Una battaglia si svolge nei corridoi del Campidoglio. Da un lato, le grandi banche, con profitti da record. Dall'altro, milioni di persone come te, per le quali il rendimento nelle stablecoin non è un lusso, ma una parte fondamentale della loro libertà finanziaria. Il campo di battaglia è la Legge CLARITY, e il bottino è il tuo diritto a guadagnare interessi.
Il Lobby che Cerca di Riscrivere la Legge
Mentre il governo minaccia un blocco, l'approvazione della Legge CLARITY viene ritardata. In questo vuoto, le grandi banche fanno pressione per includere una clausola che vieti i premi in stablecoin come $USDC negli exchange. Il loro obiettivo: annullare con un colpo solo ciò che il Congresso aveva già concordato con la Legge GENIUS, firmata a luglio. Brian Armstrong, CEO di Coinbase, lo ha denunciato su X: è un tentativo sfacciato di salvare la banca tradizionale a spese dei consumatori.

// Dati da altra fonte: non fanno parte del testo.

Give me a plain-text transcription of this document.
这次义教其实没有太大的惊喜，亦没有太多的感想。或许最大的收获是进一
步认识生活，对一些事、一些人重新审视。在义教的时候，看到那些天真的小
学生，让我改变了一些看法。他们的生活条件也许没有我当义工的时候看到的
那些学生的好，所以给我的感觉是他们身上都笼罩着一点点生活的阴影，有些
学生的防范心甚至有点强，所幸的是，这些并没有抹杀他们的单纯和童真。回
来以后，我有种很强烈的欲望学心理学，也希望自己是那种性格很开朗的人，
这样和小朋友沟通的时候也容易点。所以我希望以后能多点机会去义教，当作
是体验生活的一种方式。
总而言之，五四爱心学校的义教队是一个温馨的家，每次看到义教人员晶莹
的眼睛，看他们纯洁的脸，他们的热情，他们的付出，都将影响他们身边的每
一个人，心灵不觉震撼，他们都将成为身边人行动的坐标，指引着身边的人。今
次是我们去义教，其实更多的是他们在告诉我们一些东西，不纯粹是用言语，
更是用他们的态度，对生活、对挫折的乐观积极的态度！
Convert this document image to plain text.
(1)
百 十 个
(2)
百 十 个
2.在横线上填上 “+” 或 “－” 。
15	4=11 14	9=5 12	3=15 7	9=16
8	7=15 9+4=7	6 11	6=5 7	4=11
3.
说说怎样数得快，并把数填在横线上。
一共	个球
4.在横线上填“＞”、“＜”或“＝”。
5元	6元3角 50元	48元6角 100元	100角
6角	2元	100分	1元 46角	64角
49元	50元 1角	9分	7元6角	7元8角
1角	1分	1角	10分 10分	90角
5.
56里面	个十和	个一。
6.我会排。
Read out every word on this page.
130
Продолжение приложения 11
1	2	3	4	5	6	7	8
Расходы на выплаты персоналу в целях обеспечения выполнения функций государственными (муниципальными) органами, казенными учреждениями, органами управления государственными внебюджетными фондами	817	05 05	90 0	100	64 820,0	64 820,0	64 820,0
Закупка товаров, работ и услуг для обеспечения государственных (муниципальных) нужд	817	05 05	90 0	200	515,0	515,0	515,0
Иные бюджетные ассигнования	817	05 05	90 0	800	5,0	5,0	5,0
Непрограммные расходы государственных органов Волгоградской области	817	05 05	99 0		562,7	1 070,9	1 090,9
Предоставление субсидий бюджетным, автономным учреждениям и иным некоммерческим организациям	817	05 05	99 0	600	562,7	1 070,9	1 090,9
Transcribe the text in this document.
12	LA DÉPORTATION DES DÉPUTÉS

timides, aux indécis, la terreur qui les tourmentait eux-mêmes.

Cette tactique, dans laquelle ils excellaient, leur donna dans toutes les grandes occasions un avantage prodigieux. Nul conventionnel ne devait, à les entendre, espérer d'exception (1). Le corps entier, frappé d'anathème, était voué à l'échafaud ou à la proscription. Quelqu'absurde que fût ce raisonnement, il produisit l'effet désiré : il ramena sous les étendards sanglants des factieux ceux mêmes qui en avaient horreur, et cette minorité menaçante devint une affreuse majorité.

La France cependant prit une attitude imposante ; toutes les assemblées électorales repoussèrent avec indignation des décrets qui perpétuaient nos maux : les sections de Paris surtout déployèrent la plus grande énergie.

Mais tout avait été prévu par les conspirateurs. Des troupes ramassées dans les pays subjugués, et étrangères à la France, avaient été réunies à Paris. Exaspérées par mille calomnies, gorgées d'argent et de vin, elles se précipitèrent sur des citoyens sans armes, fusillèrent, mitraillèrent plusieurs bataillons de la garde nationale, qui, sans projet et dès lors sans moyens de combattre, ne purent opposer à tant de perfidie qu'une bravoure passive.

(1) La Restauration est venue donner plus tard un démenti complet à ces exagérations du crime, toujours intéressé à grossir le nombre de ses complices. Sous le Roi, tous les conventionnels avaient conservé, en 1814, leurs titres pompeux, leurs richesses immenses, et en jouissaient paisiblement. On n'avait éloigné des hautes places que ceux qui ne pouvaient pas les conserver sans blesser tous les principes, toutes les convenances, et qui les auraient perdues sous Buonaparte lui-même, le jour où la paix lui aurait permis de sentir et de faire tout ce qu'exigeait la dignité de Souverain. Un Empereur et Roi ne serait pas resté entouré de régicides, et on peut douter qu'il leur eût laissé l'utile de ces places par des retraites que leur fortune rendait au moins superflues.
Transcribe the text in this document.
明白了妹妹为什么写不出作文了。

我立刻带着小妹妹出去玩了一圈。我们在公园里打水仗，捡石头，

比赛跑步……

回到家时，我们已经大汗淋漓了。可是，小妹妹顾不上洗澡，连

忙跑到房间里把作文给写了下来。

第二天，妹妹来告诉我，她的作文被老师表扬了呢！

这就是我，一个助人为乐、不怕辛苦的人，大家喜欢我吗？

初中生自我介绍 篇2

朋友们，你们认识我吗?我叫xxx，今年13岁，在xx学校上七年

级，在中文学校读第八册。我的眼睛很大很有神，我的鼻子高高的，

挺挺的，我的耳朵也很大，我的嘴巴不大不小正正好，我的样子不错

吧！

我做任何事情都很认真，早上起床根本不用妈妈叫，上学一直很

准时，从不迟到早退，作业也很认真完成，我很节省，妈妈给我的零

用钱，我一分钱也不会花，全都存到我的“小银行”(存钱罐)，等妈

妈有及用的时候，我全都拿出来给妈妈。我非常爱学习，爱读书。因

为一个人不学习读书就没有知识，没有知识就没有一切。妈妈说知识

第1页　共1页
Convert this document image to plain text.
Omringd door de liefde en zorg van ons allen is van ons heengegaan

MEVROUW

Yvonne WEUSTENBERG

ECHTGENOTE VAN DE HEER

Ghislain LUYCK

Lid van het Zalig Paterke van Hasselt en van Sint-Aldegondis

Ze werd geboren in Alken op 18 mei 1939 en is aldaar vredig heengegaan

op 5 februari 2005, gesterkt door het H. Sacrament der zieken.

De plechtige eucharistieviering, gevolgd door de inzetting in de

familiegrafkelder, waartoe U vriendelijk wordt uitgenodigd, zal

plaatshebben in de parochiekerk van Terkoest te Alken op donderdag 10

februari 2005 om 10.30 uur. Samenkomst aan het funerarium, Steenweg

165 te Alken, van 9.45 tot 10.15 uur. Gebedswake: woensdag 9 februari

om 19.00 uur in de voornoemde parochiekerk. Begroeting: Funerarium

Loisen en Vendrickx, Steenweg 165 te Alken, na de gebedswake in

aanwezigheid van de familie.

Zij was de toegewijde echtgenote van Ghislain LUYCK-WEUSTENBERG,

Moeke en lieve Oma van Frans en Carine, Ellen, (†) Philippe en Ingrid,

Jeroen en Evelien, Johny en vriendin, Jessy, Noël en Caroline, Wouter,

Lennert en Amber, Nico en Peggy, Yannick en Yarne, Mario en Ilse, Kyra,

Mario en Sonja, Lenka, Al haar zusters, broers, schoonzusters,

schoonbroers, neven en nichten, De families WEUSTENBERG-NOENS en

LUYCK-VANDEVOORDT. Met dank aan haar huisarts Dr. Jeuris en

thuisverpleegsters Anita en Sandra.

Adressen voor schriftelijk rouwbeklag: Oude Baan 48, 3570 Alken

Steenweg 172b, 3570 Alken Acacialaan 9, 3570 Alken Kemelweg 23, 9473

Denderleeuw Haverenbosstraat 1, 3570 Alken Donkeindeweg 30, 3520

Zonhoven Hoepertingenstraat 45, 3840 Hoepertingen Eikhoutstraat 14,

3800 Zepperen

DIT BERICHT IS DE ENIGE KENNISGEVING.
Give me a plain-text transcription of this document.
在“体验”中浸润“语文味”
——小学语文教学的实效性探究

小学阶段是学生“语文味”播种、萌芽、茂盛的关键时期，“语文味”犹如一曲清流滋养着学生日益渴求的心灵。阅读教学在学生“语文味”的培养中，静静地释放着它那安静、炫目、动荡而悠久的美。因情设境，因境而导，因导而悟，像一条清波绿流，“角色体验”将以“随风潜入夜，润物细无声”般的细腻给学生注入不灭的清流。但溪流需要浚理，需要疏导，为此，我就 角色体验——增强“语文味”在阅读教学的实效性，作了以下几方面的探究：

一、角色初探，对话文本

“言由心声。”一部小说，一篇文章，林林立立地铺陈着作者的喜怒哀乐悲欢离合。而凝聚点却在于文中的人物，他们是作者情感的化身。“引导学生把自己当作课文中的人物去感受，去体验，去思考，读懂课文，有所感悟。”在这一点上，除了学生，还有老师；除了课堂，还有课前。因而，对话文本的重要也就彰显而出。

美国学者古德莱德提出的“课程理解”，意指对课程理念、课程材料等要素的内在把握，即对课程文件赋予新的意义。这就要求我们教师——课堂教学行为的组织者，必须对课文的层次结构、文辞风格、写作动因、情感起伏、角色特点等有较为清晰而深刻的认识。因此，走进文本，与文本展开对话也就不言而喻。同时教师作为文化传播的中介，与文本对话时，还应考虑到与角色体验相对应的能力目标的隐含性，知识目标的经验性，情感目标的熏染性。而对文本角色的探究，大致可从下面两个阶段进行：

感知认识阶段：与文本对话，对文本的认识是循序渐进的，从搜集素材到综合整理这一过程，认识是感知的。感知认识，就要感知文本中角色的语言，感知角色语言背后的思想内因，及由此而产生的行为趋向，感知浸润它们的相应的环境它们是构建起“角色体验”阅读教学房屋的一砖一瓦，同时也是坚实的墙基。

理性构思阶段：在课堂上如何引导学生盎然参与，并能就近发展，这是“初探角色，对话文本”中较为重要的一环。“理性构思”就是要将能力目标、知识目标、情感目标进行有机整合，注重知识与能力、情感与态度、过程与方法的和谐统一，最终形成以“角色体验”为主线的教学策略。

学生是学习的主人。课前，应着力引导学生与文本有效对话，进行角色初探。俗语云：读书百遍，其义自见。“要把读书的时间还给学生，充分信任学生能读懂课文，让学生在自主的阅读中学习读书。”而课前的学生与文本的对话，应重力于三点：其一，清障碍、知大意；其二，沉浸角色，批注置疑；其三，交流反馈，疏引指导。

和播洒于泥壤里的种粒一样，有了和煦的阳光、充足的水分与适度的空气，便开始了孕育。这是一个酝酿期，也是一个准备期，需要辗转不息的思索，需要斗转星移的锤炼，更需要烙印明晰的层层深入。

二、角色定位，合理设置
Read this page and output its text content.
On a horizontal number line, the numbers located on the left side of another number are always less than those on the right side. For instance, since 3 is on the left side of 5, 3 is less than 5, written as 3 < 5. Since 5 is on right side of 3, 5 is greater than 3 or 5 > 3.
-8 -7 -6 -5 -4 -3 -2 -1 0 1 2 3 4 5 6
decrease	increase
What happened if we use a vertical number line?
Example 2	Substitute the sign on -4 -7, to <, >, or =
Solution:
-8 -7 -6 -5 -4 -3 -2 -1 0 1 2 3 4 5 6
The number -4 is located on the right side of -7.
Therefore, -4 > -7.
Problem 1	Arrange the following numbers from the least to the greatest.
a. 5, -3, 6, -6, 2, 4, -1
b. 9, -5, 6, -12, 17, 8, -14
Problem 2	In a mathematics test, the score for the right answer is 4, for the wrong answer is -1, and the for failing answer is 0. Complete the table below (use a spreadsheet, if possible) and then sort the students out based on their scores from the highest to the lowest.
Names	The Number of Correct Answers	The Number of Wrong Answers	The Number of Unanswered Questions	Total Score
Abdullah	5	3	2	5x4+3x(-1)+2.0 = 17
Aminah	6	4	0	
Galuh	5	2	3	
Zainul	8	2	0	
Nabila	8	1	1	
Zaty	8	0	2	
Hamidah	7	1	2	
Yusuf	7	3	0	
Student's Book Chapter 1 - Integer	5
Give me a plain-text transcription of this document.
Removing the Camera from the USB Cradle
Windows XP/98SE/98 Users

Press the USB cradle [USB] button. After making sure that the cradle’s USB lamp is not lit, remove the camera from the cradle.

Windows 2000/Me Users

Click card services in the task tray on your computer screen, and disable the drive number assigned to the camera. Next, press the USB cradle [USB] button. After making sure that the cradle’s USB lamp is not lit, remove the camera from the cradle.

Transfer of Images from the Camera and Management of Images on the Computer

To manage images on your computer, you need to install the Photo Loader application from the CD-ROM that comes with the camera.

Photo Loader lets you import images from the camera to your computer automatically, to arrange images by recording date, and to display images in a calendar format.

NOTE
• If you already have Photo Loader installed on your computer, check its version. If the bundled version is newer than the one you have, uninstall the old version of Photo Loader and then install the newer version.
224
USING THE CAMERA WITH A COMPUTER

La Risposta dell'Industria: “Difendere ciò che è stato conquistato”
La risposta non si è fatta attendere. La Blockchain Association ha lanciato una campagna pubblica per “difendere la Legge GENIUS”. In una lettera ai leader del Senato, il suo CEO, Summer Mersinger, è stato deciso: quella legge è “legge stabilita”. Riaprire questo dibattito, avvertono, è un passo pericoloso che mina la sicurezza giuridica e danneggia decine di milioni di americani che già usano e si fidano di questi prodotti.
Le banche sostengono che questi rendimenti drenano fondi dal sistema tradizionale. Ma la domanda reale è più profonda: il Congresso deve proteggere un modello finanziario del passato o permettere che l'innovazione offra alternative reali? La tensione tra il controllo centralizzato e l'autonomia finanziaria non è mai stata così chiara. La domanda che rimane in sospeso è: da che parte si schiererà la legge?